Uber has used tool to evade police during foreign raids

An Uber auto drives through LaGuardia Airport in NY on March 15, 2017.

Like managers at Uber's hundreds of offices overseas, they'd been trained to page a number that alerted specially trained staff at company headquarters in San Francisco.

Between spring 2015 and late 2016, Bloomberg says Uber repeatedly used Ripley to avoid police raids in foreign cities such as Amsterdam, Brussels, Hong Kong and Paris. But the company maintains with regards to Ripley, it was in the right. The tool was named in honor of Sigourney Weaver's character in the "Alien" movies. "That's the only unusual thing here to me", he said, pointing out that most companies will use very common end-point management software.

In one case Ripley was deployed to prevent Canadian tax investigators, who believed Uber had violated tax laws, from collecting evidence even though they had a warrant.
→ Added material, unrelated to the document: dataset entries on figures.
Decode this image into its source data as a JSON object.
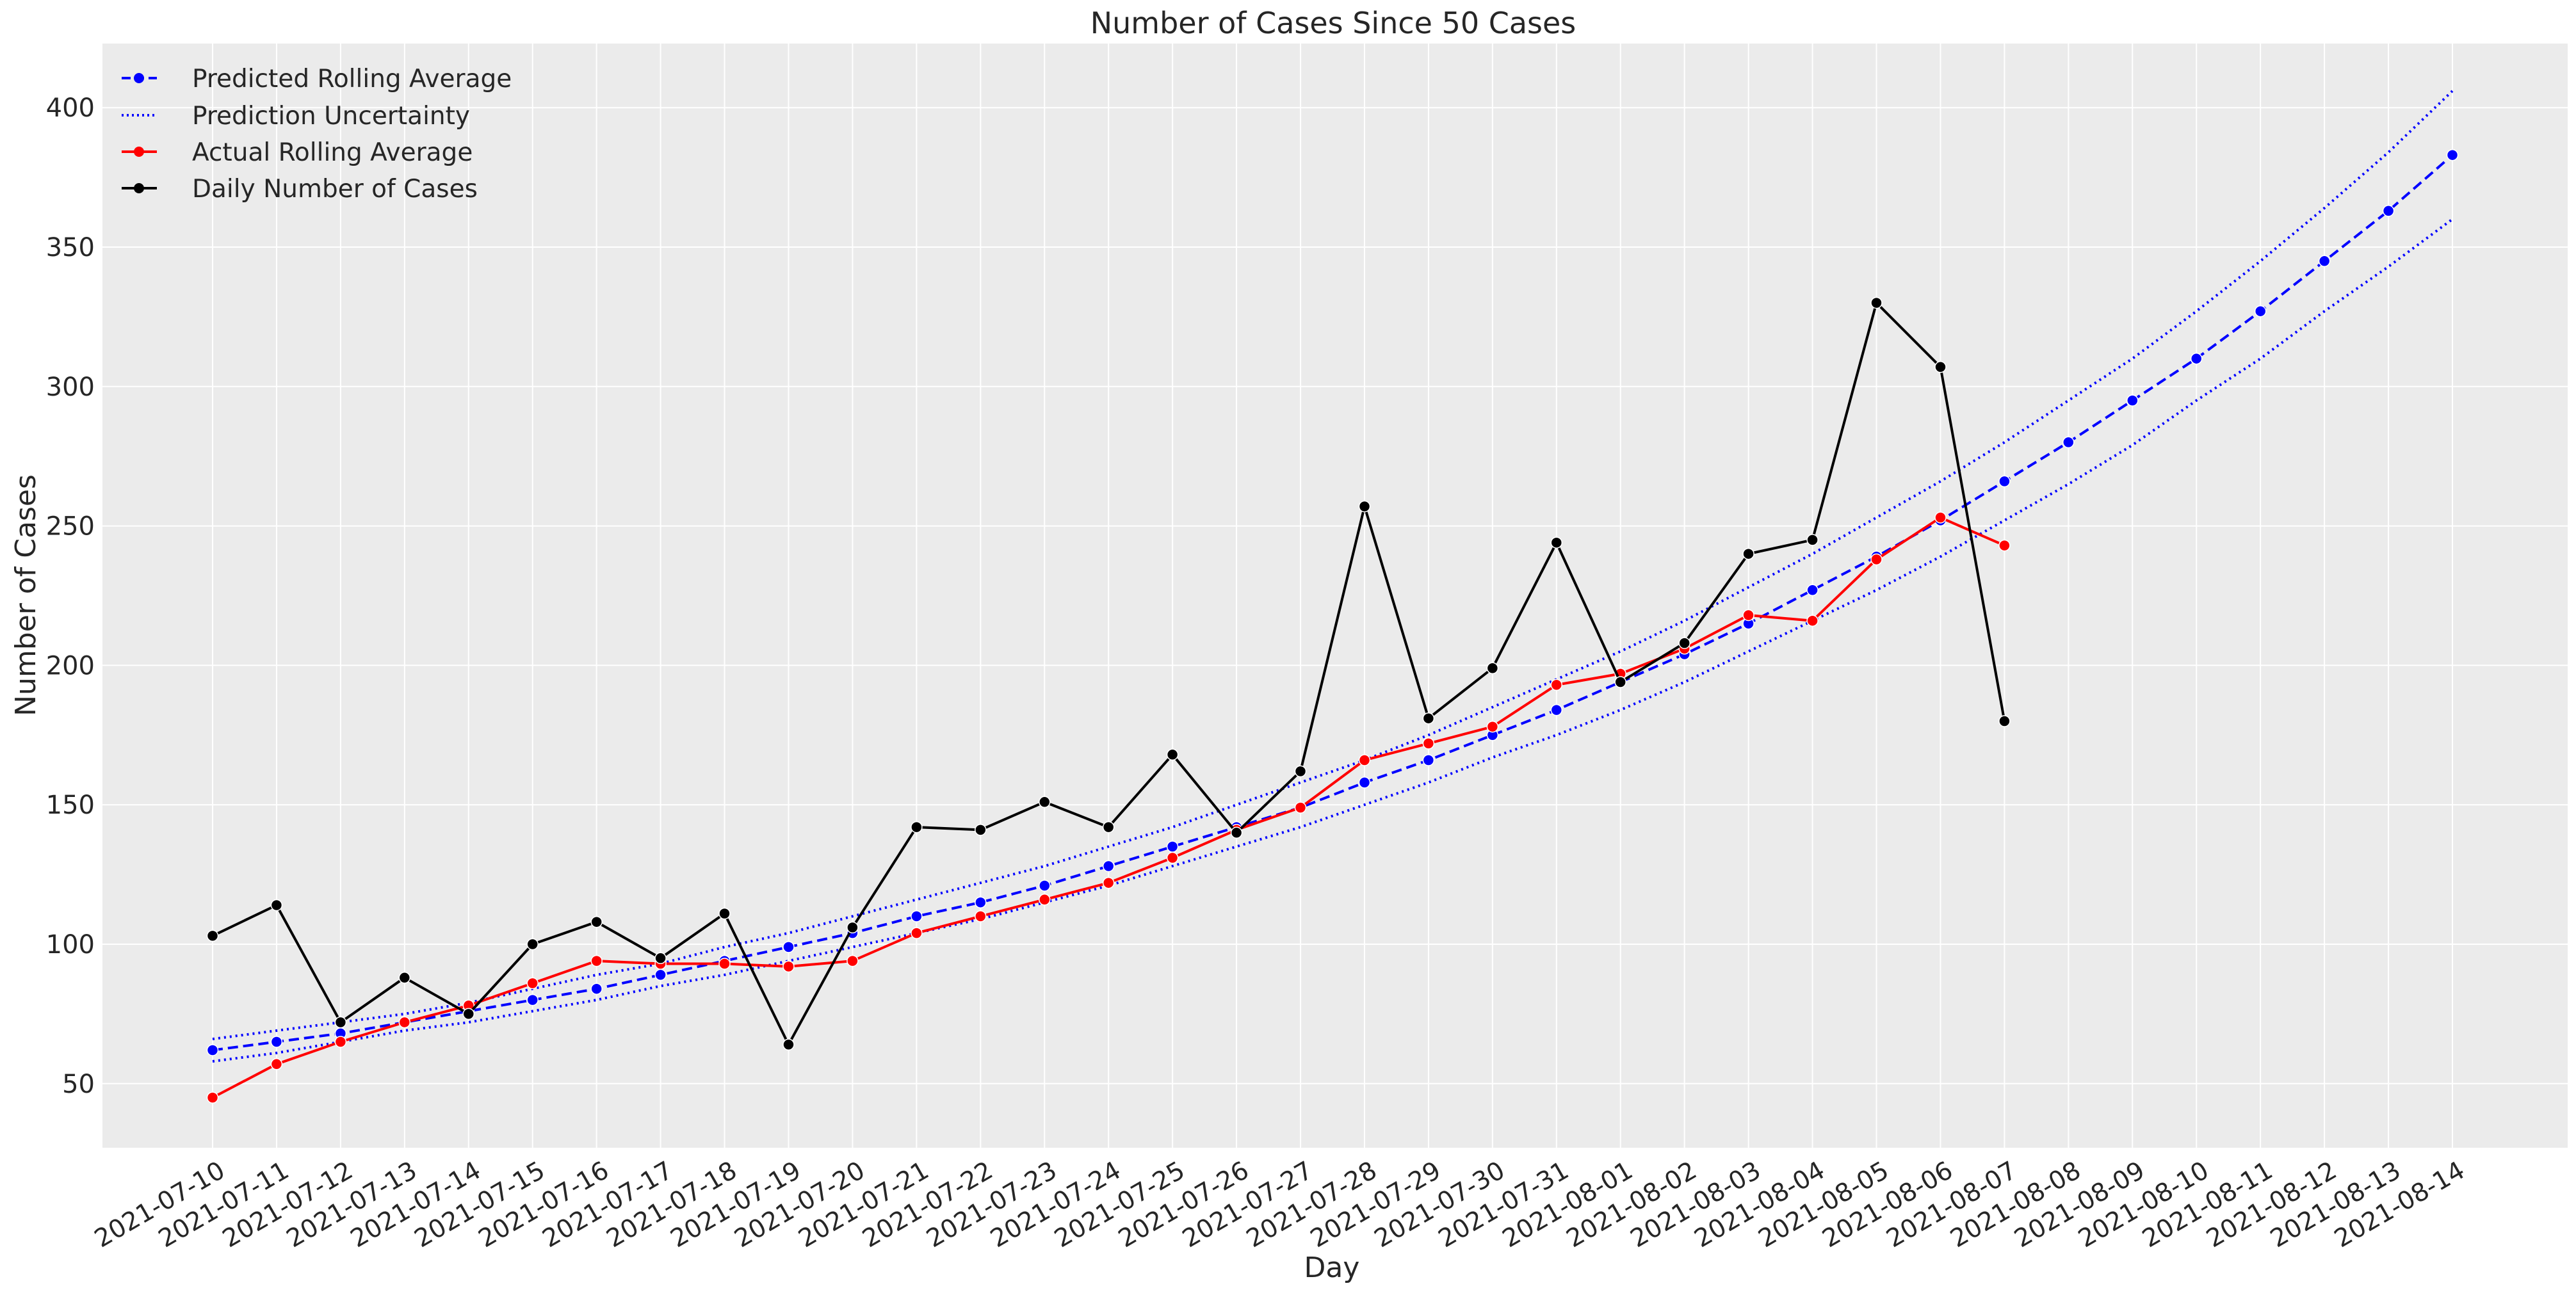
{
  "chart_data": {
    "type": "line",
    "title": "Number of Cases Since 50 Cases",
    "xlabel": "Day",
    "ylabel": "Number of Cases",
    "ylim": [
      27,
      423
    ],
    "yticks": [
      50,
      100,
      150,
      200,
      250,
      300,
      350,
      400
    ],
    "grid": true,
    "legend_position": "top-left",
    "x": [
      "2021-07-10",
      "2021-07-11",
      "2021-07-12",
      "2021-07-13",
      "2021-07-14",
      "2021-07-15",
      "2021-07-16",
      "2021-07-17",
      "2021-07-18",
      "2021-07-19",
      "2021-07-20",
      "2021-07-21",
      "2021-07-22",
      "2021-07-23",
      "2021-07-24",
      "2021-07-25",
      "2021-07-26",
      "2021-07-27",
      "2021-07-28",
      "2021-07-29",
      "2021-07-30",
      "2021-07-31",
      "2021-08-01",
      "2021-08-02",
      "2021-08-03",
      "2021-08-04",
      "2021-08-05",
      "2021-08-06",
      "2021-08-07",
      "2021-08-08",
      "2021-08-09",
      "2021-08-10",
      "2021-08-11",
      "2021-08-12",
      "2021-08-13",
      "2021-08-14"
    ],
    "series": [
      {
        "name": "Predicted Rolling Average",
        "color": "#0000ff",
        "style": "dashed",
        "marker": true,
        "values": [
          62,
          65,
          68,
          72,
          76,
          80,
          84,
          89,
          94,
          99,
          104,
          110,
          115,
          121,
          128,
          135,
          142,
          149,
          158,
          166,
          175,
          184,
          194,
          204,
          215,
          227,
          239,
          252,
          266,
          280,
          295,
          310,
          327,
          345,
          363,
          383
        ]
      },
      {
        "name": "Prediction Uncertainty",
        "color": "#0000ff",
        "style": "dotted",
        "marker": false,
        "values": [
          66,
          69,
          72,
          75,
          79,
          84,
          89,
          93,
          99,
          104,
          110,
          116,
          122,
          128,
          135,
          142,
          150,
          158,
          166,
          175,
          185,
          195,
          205,
          216,
          228,
          240,
          253,
          266,
          280,
          295,
          310,
          327,
          345,
          364,
          384,
          406
        ]
      },
      {
        "name": "",
        "color": "#0000ff",
        "style": "dotted",
        "marker": false,
        "values": [
          58,
          61,
          65,
          69,
          72,
          76,
          80,
          85,
          89,
          94,
          99,
          104,
          109,
          115,
          121,
          128,
          135,
          142,
          150,
          158,
          167,
          175,
          184,
          194,
          205,
          216,
          227,
          239,
          252,
          265,
          279,
          295,
          310,
          327,
          343,
          360
        ]
      },
      {
        "name": "Actual Rolling Average",
        "color": "#ff0000",
        "style": "solid",
        "marker": true,
        "values": [
          45,
          57,
          65,
          72,
          78,
          86,
          94,
          93,
          93,
          92,
          94,
          104,
          110,
          116,
          122,
          131,
          141,
          149,
          166,
          172,
          178,
          193,
          197,
          206,
          218,
          216,
          238,
          253,
          243,
          null,
          null,
          null,
          null,
          null,
          null,
          null
        ]
      },
      {
        "name": "Daily Number of Cases",
        "color": "#000000",
        "style": "solid",
        "marker": true,
        "values": [
          103,
          114,
          72,
          88,
          75,
          100,
          108,
          95,
          111,
          64,
          106,
          142,
          141,
          151,
          142,
          168,
          140,
          162,
          257,
          181,
          199,
          244,
          194,
          208,
          240,
          245,
          330,
          307,
          180,
          null,
          null,
          null,
          null,
          null,
          null,
          null
        ]
      }
    ]
  }
}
Uber quickly discontinued the practice after its existence was by The New York Times.

Separately, Uber is under investigation for its "greyball" software, which was reportedly used to thwart government regulators. And Waymo, Google's self-driving auto company, has sued Uber claiming that its self-driving vehicle technology is based on trade secrets effectively stolen during Uber's purchase of Otto, a self-driving truck company started by former Google employee Anthony Levandowski.
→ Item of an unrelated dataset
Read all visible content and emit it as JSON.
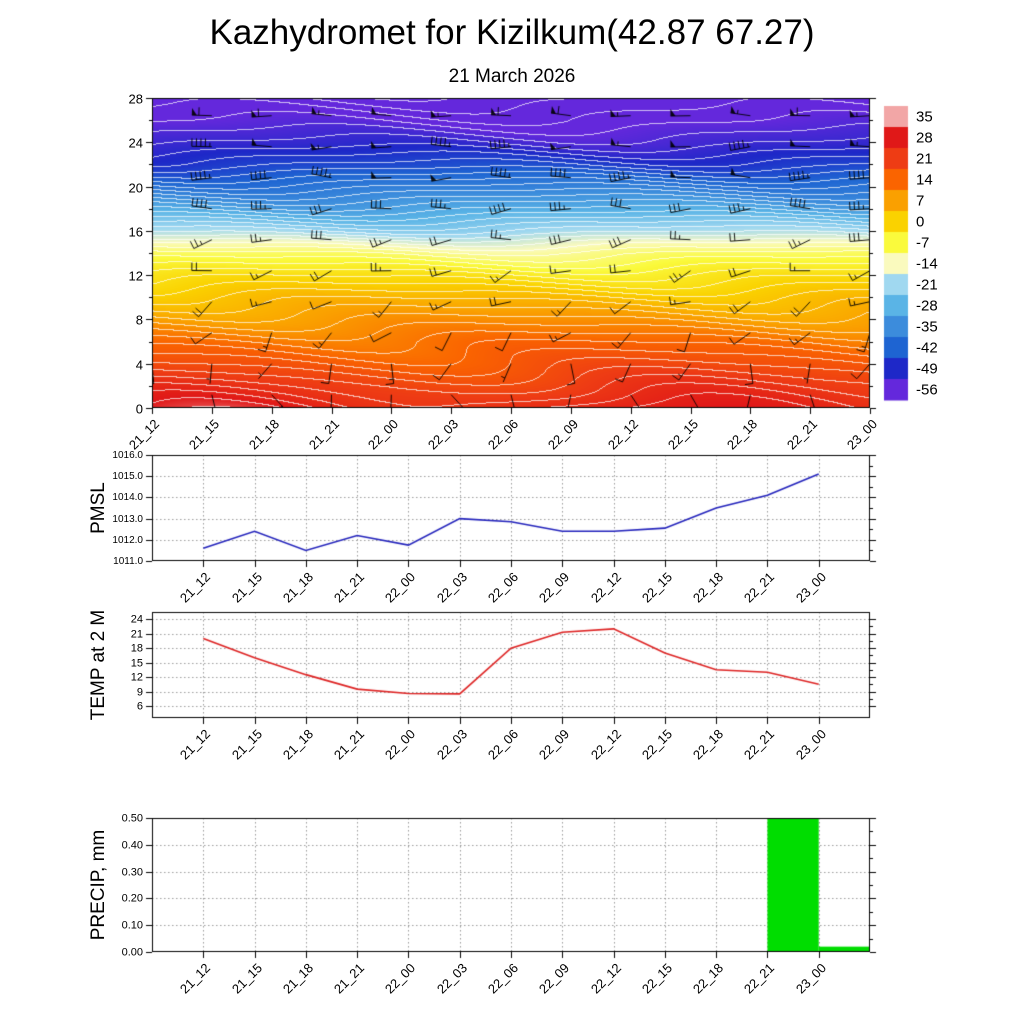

Albert Gidari, director of privacy at Stanford Law School's Center for Internet & Society added that companies often protect networks and computers against dawn raids where the scope of authority is in question and the data to be seized is in another jurisdiction.

The company's hard-charging co-founder and CEO, Travis Kalanick, resigned in June after former engineer Susan Fowler's early-2017 blog post revealed a corporate culture that was toxic to women. Dara Khosrowshahi has, at times, seemed less like management than mopping exercise.

Uber says this tool - no longer in use - could lock computers and smartphones and change passwords remotely from the company's headquarters in San Francisco.

Uber is serious about "security" in it offices.when it comes to evidence.and hiding that from the police.that show up with search warrants.

Think of it as a panic button and Uber is calling it "Ripley".

Less than a week after Greyball was exposed, Uber said it stopped using the software.

Uber is reported to have used remote shutdowns of computers to thwart police raids.